Ya no me veo escuchando cada queja de la gente alrededor. He aprendido a respetarme y a decidir no ser el basurero emocional de nadie.

Ya no me veo escuchando a alguien y buscando en mí una historia más trágica, para demostrarle que a mí también me ha pasado lo que a él o a ella. Ahora, solo escucho y limpio memorias. Por algún razón me lo están compartiendo.

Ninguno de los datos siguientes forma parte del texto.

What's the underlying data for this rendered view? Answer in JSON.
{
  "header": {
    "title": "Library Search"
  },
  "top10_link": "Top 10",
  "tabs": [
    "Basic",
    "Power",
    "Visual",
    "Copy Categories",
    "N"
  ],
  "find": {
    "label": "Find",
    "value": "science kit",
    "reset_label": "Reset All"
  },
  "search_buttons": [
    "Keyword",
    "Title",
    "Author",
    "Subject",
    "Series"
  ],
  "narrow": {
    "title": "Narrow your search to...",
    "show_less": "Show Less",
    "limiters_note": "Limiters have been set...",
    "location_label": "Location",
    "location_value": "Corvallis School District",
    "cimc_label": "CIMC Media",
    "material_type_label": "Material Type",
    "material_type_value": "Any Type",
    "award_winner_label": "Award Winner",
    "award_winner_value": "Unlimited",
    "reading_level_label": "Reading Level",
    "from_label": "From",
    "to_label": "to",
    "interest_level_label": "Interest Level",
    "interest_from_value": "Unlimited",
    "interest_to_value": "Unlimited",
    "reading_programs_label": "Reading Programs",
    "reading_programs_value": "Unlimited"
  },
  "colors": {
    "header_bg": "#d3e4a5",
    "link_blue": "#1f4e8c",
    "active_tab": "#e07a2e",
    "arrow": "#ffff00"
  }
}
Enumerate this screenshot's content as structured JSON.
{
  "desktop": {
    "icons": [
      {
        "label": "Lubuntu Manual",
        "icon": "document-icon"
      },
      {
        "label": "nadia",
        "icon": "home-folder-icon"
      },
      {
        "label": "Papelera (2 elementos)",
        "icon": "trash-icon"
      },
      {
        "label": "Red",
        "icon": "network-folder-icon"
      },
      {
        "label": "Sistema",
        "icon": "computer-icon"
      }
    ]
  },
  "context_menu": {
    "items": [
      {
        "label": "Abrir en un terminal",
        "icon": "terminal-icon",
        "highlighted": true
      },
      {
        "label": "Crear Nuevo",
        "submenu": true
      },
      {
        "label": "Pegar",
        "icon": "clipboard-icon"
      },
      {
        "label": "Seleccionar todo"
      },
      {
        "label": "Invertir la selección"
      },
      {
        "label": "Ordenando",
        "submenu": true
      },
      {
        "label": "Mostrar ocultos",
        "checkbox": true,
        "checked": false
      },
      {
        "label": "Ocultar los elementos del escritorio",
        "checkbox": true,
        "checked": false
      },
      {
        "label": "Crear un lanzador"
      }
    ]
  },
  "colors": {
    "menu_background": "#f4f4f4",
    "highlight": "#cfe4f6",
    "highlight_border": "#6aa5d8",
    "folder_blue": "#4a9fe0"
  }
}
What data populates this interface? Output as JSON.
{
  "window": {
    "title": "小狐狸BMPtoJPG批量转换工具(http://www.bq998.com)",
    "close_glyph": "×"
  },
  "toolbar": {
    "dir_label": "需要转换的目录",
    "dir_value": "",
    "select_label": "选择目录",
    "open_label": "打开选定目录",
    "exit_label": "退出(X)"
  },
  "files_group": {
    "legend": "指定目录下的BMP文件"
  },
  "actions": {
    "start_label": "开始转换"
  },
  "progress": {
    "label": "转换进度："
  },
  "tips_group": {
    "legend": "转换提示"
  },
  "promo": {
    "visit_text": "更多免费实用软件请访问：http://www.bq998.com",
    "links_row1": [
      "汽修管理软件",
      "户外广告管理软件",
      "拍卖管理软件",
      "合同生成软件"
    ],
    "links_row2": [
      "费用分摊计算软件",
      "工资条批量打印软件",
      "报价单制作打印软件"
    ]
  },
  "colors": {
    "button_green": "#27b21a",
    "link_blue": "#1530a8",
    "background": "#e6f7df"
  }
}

Ya no tomo responsabilidades que no me corresponden, ni explico, el por qué no lo hago.

Ya no discuto con la gente para salvar mi honor o mi nombre. Eso, es solo parte del ego que me ha llevado a equivocarme y que al final, no le ha aportado mucho a mi vida. El que crea que tengo honor que lo crea, y el que no, lo respeto y bendigo su camino.

Ya no me veo angustiad@ por qué alguien deja de hablarme o alguien ya no me quiere en su vida. Es su vida y es su espacio, por lo tanto respeto la decisión, de todas maneras si ya no me desea cerca, no creo que tenga mucho para aportarme. Al final son elecciones y esta bien.

Ya no me veo preguntando aquí y allá por algo que quiero saber. Si lo quiero saber, voy a la fuente.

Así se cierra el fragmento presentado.